И поэтому ты ничего не видел в тот раз, ничего не понимал в улицах и домах, мимо которых вы проходили, ты был подавлен, скован, оскорблен их присутствием, все чувства твои были скомканы, зажаты, заморожены. И именно поэтому тебя так и тащит сейчас одного по ночному Парижу, чтобы освободиться от этого состояния подавленности и зажатости, смыть его с себя. Потому и стоишь ты так долго в тех местах, где вы уже были, — тебе хочется сохранить в себе Париж не с Его голоса, а через свои чувства и мысли, вызывая все то, что ты знаешь о Париже только из своей памяти, и одновременно закладывая в нее все то, что увидишь ты и поймешь в эту ночь в Париже только из своих впечатлений и чувств.
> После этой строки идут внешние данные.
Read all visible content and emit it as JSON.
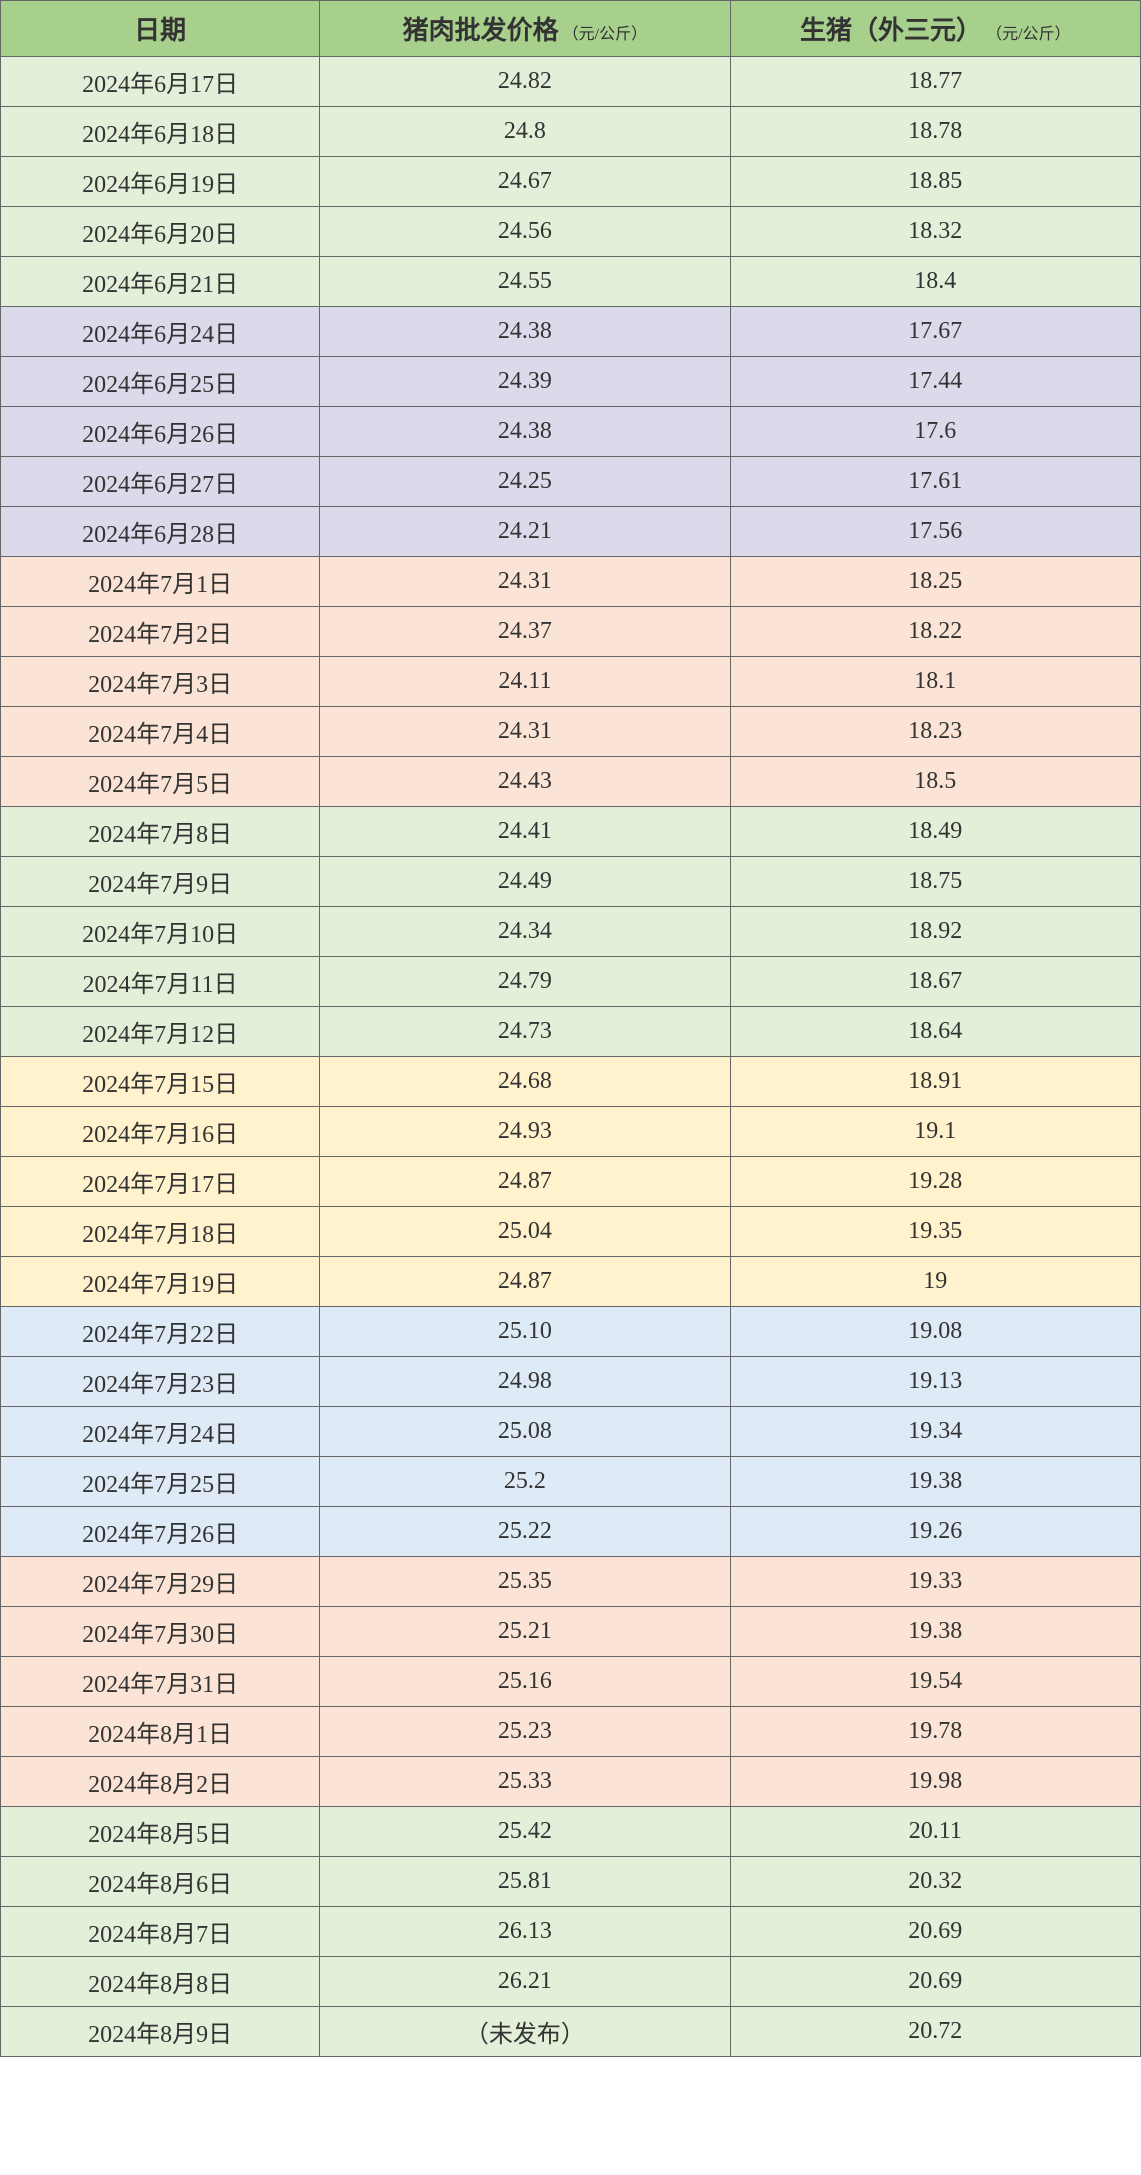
{
  "table": {
    "type": "table",
    "header_bg": "#a8d08d",
    "border_color": "#666666",
    "text_color": "#333333",
    "columns": [
      {
        "label": "日期",
        "unit": ""
      },
      {
        "label": "猪肉批发价格",
        "unit": "（元/公斤）"
      },
      {
        "label": "生猪（外三元）",
        "unit": "（元/公斤）"
      }
    ],
    "row_group_colors": {
      "green": "#e2efd9",
      "purple": "#dadaea",
      "peach": "#fbe4d5",
      "yellow": "#fff2cc",
      "blue": "#deeaf6"
    },
    "rows": [
      {
        "date": "2024年6月17日",
        "price1": "24.82",
        "price2": "18.77",
        "bg": "green"
      },
      {
        "date": "2024年6月18日",
        "price1": "24.8",
        "price2": "18.78",
        "bg": "green"
      },
      {
        "date": "2024年6月19日",
        "price1": "24.67",
        "price2": "18.85",
        "bg": "green"
      },
      {
        "date": "2024年6月20日",
        "price1": "24.56",
        "price2": "18.32",
        "bg": "green"
      },
      {
        "date": "2024年6月21日",
        "price1": "24.55",
        "price2": "18.4",
        "bg": "green"
      },
      {
        "date": "2024年6月24日",
        "price1": "24.38",
        "price2": "17.67",
        "bg": "purple"
      },
      {
        "date": "2024年6月25日",
        "price1": "24.39",
        "price2": "17.44",
        "bg": "purple"
      },
      {
        "date": "2024年6月26日",
        "price1": "24.38",
        "price2": "17.6",
        "bg": "purple"
      },
      {
        "date": "2024年6月27日",
        "price1": "24.25",
        "price2": "17.61",
        "bg": "purple"
      },
      {
        "date": "2024年6月28日",
        "price1": "24.21",
        "price2": "17.56",
        "bg": "purple"
      },
      {
        "date": "2024年7月1日",
        "price1": "24.31",
        "price2": "18.25",
        "bg": "peach"
      },
      {
        "date": "2024年7月2日",
        "price1": "24.37",
        "price2": "18.22",
        "bg": "peach"
      },
      {
        "date": "2024年7月3日",
        "price1": "24.11",
        "price2": "18.1",
        "bg": "peach"
      },
      {
        "date": "2024年7月4日",
        "price1": "24.31",
        "price2": "18.23",
        "bg": "peach"
      },
      {
        "date": "2024年7月5日",
        "price1": "24.43",
        "price2": "18.5",
        "bg": "peach"
      },
      {
        "date": "2024年7月8日",
        "price1": "24.41",
        "price2": "18.49",
        "bg": "green"
      },
      {
        "date": "2024年7月9日",
        "price1": "24.49",
        "price2": "18.75",
        "bg": "green"
      },
      {
        "date": "2024年7月10日",
        "price1": "24.34",
        "price2": "18.92",
        "bg": "green"
      },
      {
        "date": "2024年7月11日",
        "price1": "24.79",
        "price2": "18.67",
        "bg": "green"
      },
      {
        "date": "2024年7月12日",
        "price1": "24.73",
        "price2": "18.64",
        "bg": "green"
      },
      {
        "date": "2024年7月15日",
        "price1": "24.68",
        "price2": "18.91",
        "bg": "yellow"
      },
      {
        "date": "2024年7月16日",
        "price1": "24.93",
        "price2": "19.1",
        "bg": "yellow"
      },
      {
        "date": "2024年7月17日",
        "price1": "24.87",
        "price2": "19.28",
        "bg": "yellow"
      },
      {
        "date": "2024年7月18日",
        "price1": "25.04",
        "price2": "19.35",
        "bg": "yellow"
      },
      {
        "date": "2024年7月19日",
        "price1": "24.87",
        "price2": "19",
        "bg": "yellow"
      },
      {
        "date": "2024年7月22日",
        "price1": "25.10",
        "price2": "19.08",
        "bg": "blue"
      },
      {
        "date": "2024年7月23日",
        "price1": "24.98",
        "price2": "19.13",
        "bg": "blue"
      },
      {
        "date": "2024年7月24日",
        "price1": "25.08",
        "price2": "19.34",
        "bg": "blue"
      },
      {
        "date": "2024年7月25日",
        "price1": "25.2",
        "price2": "19.38",
        "bg": "blue"
      },
      {
        "date": "2024年7月26日",
        "price1": "25.22",
        "price2": "19.26",
        "bg": "blue"
      },
      {
        "date": "2024年7月29日",
        "price1": "25.35",
        "price2": "19.33",
        "bg": "peach"
      },
      {
        "date": "2024年7月30日",
        "price1": "25.21",
        "price2": "19.38",
        "bg": "peach"
      },
      {
        "date": "2024年7月31日",
        "price1": "25.16",
        "price2": "19.54",
        "bg": "peach"
      },
      {
        "date": "2024年8月1日",
        "price1": "25.23",
        "price2": "19.78",
        "bg": "peach"
      },
      {
        "date": "2024年8月2日",
        "price1": "25.33",
        "price2": "19.98",
        "bg": "peach"
      },
      {
        "date": "2024年8月5日",
        "price1": "25.42",
        "price2": "20.11",
        "bg": "green"
      },
      {
        "date": "2024年8月6日",
        "price1": "25.81",
        "price2": "20.32",
        "bg": "green"
      },
      {
        "date": "2024年8月7日",
        "price1": "26.13",
        "price2": "20.69",
        "bg": "green"
      },
      {
        "date": "2024年8月8日",
        "price1": "26.21",
        "price2": "20.69",
        "bg": "green"
      },
      {
        "date": "2024年8月9日",
        "price1": "（未发布）",
        "price2": "20.72",
        "bg": "green"
      }
    ]
  }
}
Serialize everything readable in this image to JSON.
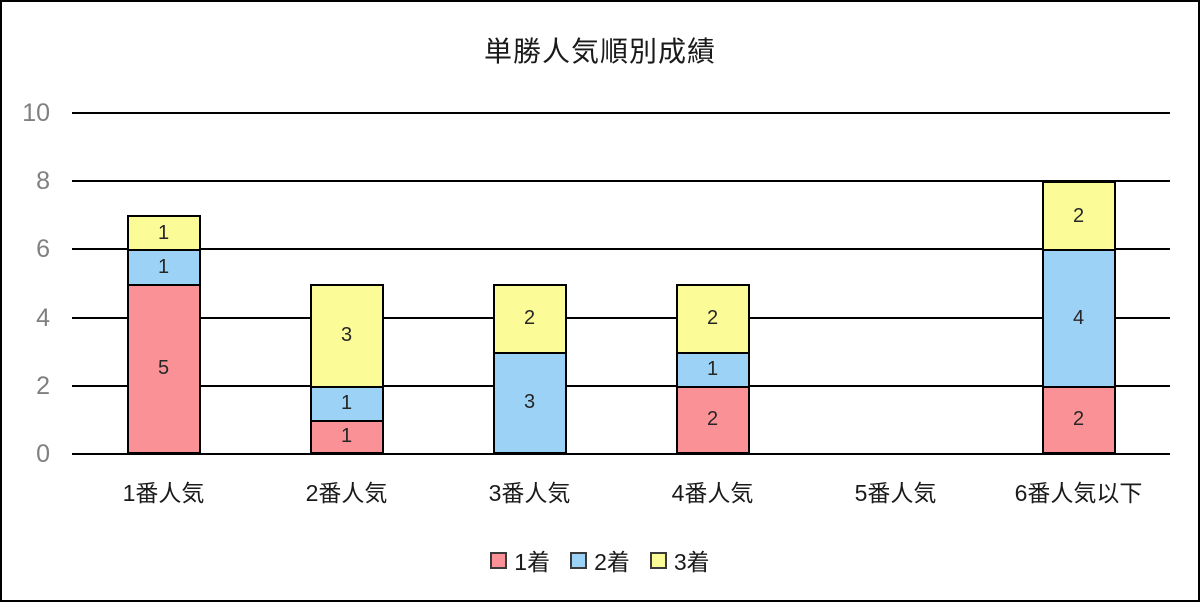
{
  "chart_data": {
    "type": "bar",
    "stacked": true,
    "title": "単勝人気順別成績",
    "categories": [
      "1番人気",
      "2番人気",
      "3番人気",
      "4番人気",
      "5番人気",
      "6番人気以下"
    ],
    "series": [
      {
        "name": "1着",
        "color": "#FA9196",
        "values": [
          5,
          1,
          0,
          2,
          0,
          2
        ]
      },
      {
        "name": "2着",
        "color": "#9DD2F7",
        "values": [
          1,
          1,
          3,
          1,
          0,
          4
        ]
      },
      {
        "name": "3着",
        "color": "#FBFB98",
        "values": [
          1,
          3,
          2,
          2,
          0,
          2
        ]
      }
    ],
    "ylim": [
      0,
      10
    ],
    "yticks": [
      0,
      2,
      4,
      6,
      8,
      10
    ],
    "grid": true,
    "bar_value_labels": true,
    "legend_position": "bottom",
    "colors": {
      "gridline": "#000000",
      "ytick_label": "#808080",
      "text": "#1a1a1a",
      "bar_border": "#000000"
    }
  }
}
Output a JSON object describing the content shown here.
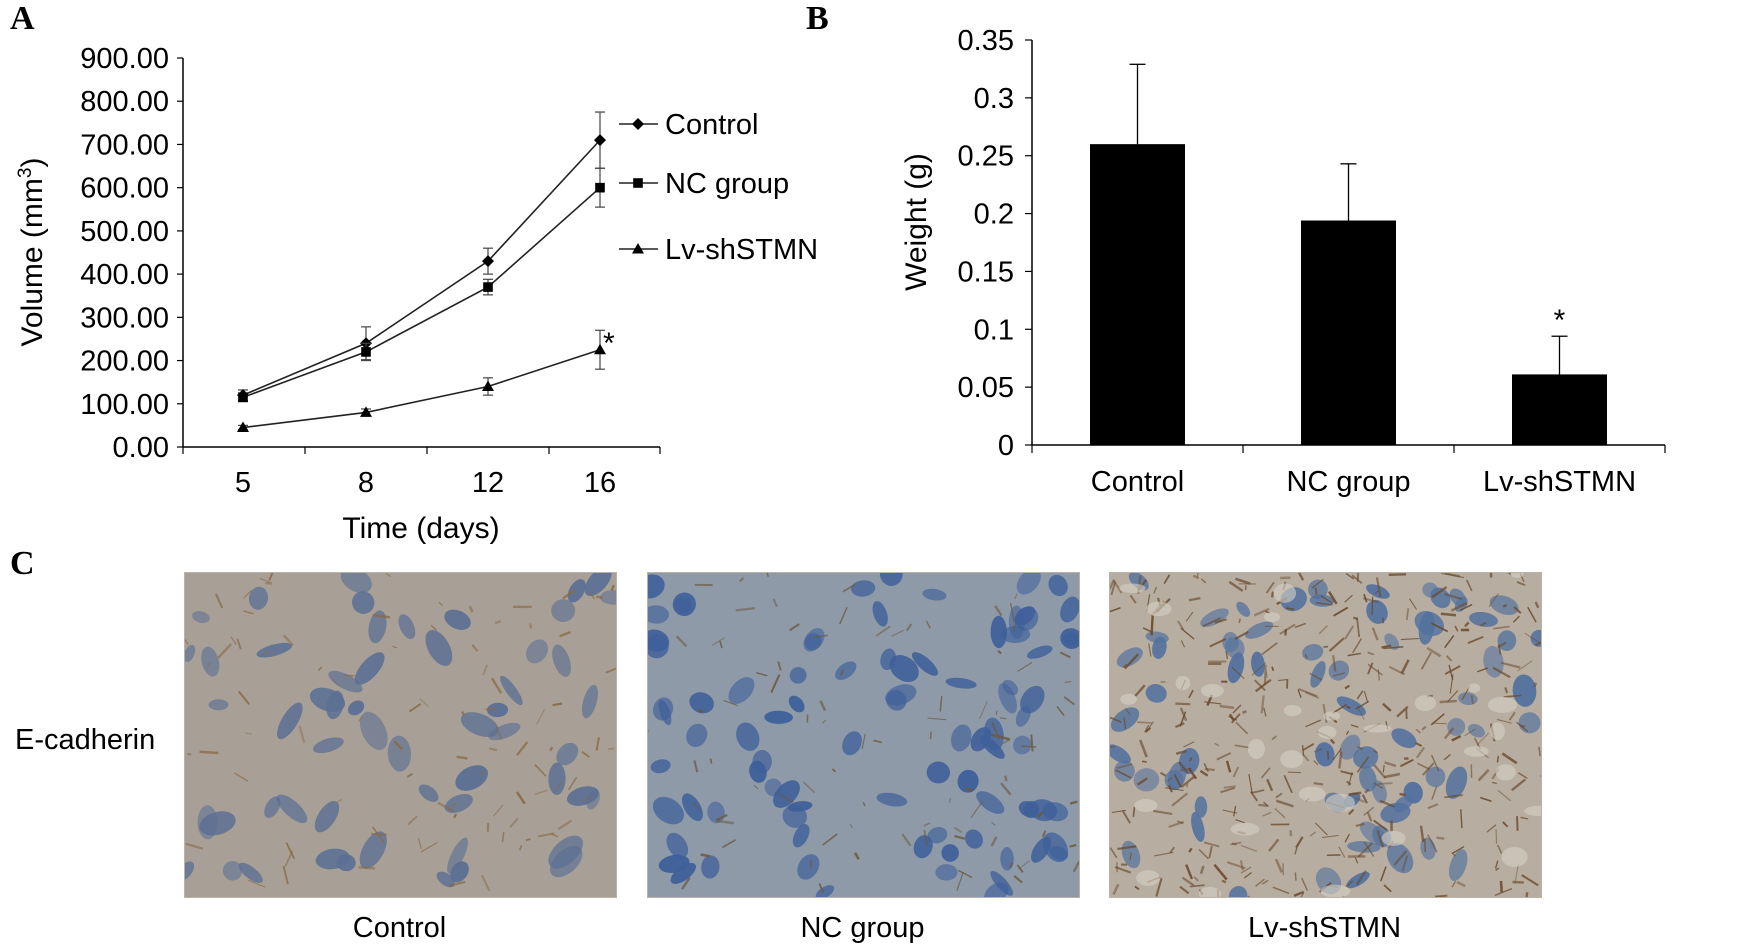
{
  "panels": {
    "a": "A",
    "b": "B",
    "c": "C"
  },
  "chart_data": [
    {
      "type": "line",
      "panel": "A",
      "xlabel": "Time (days)",
      "ylabel_main": "Volume (mm",
      "ylabel_sup": "3",
      "ylabel_close": ")",
      "x": [
        5,
        8,
        12,
        16
      ],
      "ylim": [
        0,
        900
      ],
      "yticks": [
        "0.00",
        "100.00",
        "200.00",
        "300.00",
        "400.00",
        "500.00",
        "600.00",
        "700.00",
        "800.00",
        "900.00"
      ],
      "grid": false,
      "legend": "right",
      "series": [
        {
          "name": "Control",
          "marker": "diamond",
          "values": [
            120,
            240,
            430,
            710
          ],
          "errors": [
            12,
            38,
            30,
            65
          ]
        },
        {
          "name": "NC group",
          "marker": "square",
          "values": [
            115,
            220,
            370,
            600
          ],
          "errors": [
            10,
            20,
            18,
            45
          ]
        },
        {
          "name": "Lv-shSTMN",
          "marker": "triangle",
          "values": [
            45,
            80,
            140,
            225
          ],
          "errors": [
            5,
            8,
            20,
            45
          ]
        }
      ],
      "annotation": "*"
    },
    {
      "type": "bar",
      "panel": "B",
      "ylabel": "Weight (g)",
      "categories": [
        "Control",
        "NC group",
        "Lv-shSTMN"
      ],
      "values": [
        0.26,
        0.194,
        0.061
      ],
      "errors": [
        0.069,
        0.049,
        0.033
      ],
      "ylim": [
        0,
        0.35
      ],
      "yticks": [
        "0",
        "0.05",
        "0.1",
        "0.15",
        "0.2",
        "0.25",
        "0.3",
        "0.35"
      ],
      "grid": false,
      "annotation": "*"
    }
  ],
  "panel_c": {
    "row_label": "E-cadherin",
    "images": [
      {
        "caption": "Control",
        "stain": "weak",
        "colors": {
          "bg": "#a8a096",
          "nucleus": "#5b6f94",
          "brown": "#8a6a46"
        }
      },
      {
        "caption": "NC group",
        "stain": "weak",
        "colors": {
          "bg": "#8e9aa8",
          "nucleus": "#3e5f9a",
          "brown": "#6d5a3e"
        }
      },
      {
        "caption": "Lv-shSTMN",
        "stain": "strong",
        "colors": {
          "bg": "#b7ada0",
          "nucleus": "#52719e",
          "brown": "#6b4a2c"
        }
      }
    ]
  }
}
Здесь, на Вандомской площади, несколько часов назад ты хотел задать Ему вопрос о Парижской коммуне. Но разве смог бы Он сказать тебе о Коммуне и об этой площади что-либо больше того, что ты знаешь обо всем этом сам? Разве можно было бы; услышать от Него, например, слова о том, что небо над Вандомской площадью 16 мая 1871 года было ослепительно голубое, что весенний месяц цветения флореаль (по республиканскому календарю) был в тот год (год Коммуны) необыкновенно роскошен и щедр на краски и ароматы и что вон на тот самый балкончик (все так же висит на своем старом месте, как и восемьдесят семь лет назад) вышли в полдень из актового зала; министерства юстиции (которое восемьдесят семь лет назад так же, как и сейчас, находилось на этой же площади) комиссары Коммуны Феликс Пиа, Теофиль Ферре, и Жиль Мио, проголосовавшие за разрушение Вандомской колонны.